Como cada 25 de julio ayer ondearon muchas banderas. La independentista catalana, la cubana, la palestina, la comunista y, sobre todo, la bandera de Galicia con la estrella roja de cinco puntas, emblema del BNG desde su fundación que se ha convertido en la imagen distintiva del nacionalismo gallego.
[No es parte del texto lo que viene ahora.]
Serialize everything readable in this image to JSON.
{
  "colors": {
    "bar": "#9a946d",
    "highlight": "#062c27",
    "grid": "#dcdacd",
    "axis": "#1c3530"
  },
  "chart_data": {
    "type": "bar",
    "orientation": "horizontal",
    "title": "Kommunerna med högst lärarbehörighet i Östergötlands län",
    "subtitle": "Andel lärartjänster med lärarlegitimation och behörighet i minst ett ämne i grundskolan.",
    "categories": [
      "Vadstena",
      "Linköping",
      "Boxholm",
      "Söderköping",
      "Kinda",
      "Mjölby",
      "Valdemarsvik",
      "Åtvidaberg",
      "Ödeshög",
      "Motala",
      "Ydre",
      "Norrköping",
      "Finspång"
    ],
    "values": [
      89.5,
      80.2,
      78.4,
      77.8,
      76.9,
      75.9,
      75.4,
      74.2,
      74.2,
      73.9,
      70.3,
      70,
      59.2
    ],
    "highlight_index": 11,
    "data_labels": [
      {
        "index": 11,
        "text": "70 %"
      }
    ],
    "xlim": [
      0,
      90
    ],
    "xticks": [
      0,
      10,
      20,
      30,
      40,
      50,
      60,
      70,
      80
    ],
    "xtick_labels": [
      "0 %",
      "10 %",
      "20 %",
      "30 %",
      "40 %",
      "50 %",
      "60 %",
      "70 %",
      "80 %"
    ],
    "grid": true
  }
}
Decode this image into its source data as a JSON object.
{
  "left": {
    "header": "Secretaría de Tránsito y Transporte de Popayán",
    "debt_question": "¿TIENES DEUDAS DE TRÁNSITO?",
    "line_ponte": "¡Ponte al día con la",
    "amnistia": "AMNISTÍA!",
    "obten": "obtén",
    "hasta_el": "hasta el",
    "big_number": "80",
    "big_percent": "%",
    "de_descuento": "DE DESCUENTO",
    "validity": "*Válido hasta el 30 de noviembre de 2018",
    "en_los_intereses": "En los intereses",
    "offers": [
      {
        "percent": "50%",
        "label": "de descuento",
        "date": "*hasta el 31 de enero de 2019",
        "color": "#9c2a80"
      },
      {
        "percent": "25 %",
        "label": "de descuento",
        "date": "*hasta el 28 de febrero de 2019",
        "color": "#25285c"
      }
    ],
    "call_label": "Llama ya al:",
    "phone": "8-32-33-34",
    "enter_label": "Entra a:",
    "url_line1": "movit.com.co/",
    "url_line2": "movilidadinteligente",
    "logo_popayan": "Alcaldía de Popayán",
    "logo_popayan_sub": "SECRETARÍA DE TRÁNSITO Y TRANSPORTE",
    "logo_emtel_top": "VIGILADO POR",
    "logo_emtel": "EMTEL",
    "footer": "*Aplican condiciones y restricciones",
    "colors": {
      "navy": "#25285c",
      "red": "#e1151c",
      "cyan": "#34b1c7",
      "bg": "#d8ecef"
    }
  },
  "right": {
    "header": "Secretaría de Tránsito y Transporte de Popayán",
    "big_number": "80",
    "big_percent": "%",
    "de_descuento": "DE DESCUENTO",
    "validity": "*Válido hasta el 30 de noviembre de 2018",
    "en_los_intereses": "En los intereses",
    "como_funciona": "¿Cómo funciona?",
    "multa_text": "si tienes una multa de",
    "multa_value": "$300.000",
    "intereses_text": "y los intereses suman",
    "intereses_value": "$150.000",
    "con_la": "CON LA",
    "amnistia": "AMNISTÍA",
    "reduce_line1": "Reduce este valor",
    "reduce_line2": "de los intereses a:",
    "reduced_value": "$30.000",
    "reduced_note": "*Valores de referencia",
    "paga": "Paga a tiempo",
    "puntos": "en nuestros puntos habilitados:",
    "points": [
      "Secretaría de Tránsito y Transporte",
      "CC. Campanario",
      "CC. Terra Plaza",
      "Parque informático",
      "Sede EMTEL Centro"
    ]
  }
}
Algunos de los militantes y cargos que estaban ayer autorizados para ocupar un puesto en el palco llevaron también la bandera con el escudo oficial de Galicia, que está también reconocida en los estatutos del BNG. Cuando la tenían izada fueron reprendidos rápidamente por responsables de la organización que vieron en esa actitud un desafío y una provocación por usar un emblema no distintivo del nacionalismo gallego. Algunos optaron por atársela a la cintura y otros por esconderla. Fue la única anécdota en un acto marcado por el calor y por la convivencia en la Quintana entre manifestantes y peregrinos que aguardaban para entrar por la Puerta Santa.
Convivencia con turistas
Muchos de los turistas formaban una larga cola en un lado de la escalinata de la Quintana, lo que siembra la duda de si a la manifestación de ayer acudió menos gente que otros años. Algunos de los militantes y simpatizantes del BNG se quedaron sin entrar en la plaza. Pero a diferencia de lo que ocurre en otras movilizaciones, donde los convocantes y las fuerzas de seguridad dan cifras diametralmente opuestas, ayer hubo una mayor proximidad entre ambas fuentes. La organización del Bloque situó la afluencia en algo más de 20.000, mientras que la Policía Local situó la participación entre 10.000 y 15.000 personas. La masiva afluencia de peregrinos complicó el cálculo.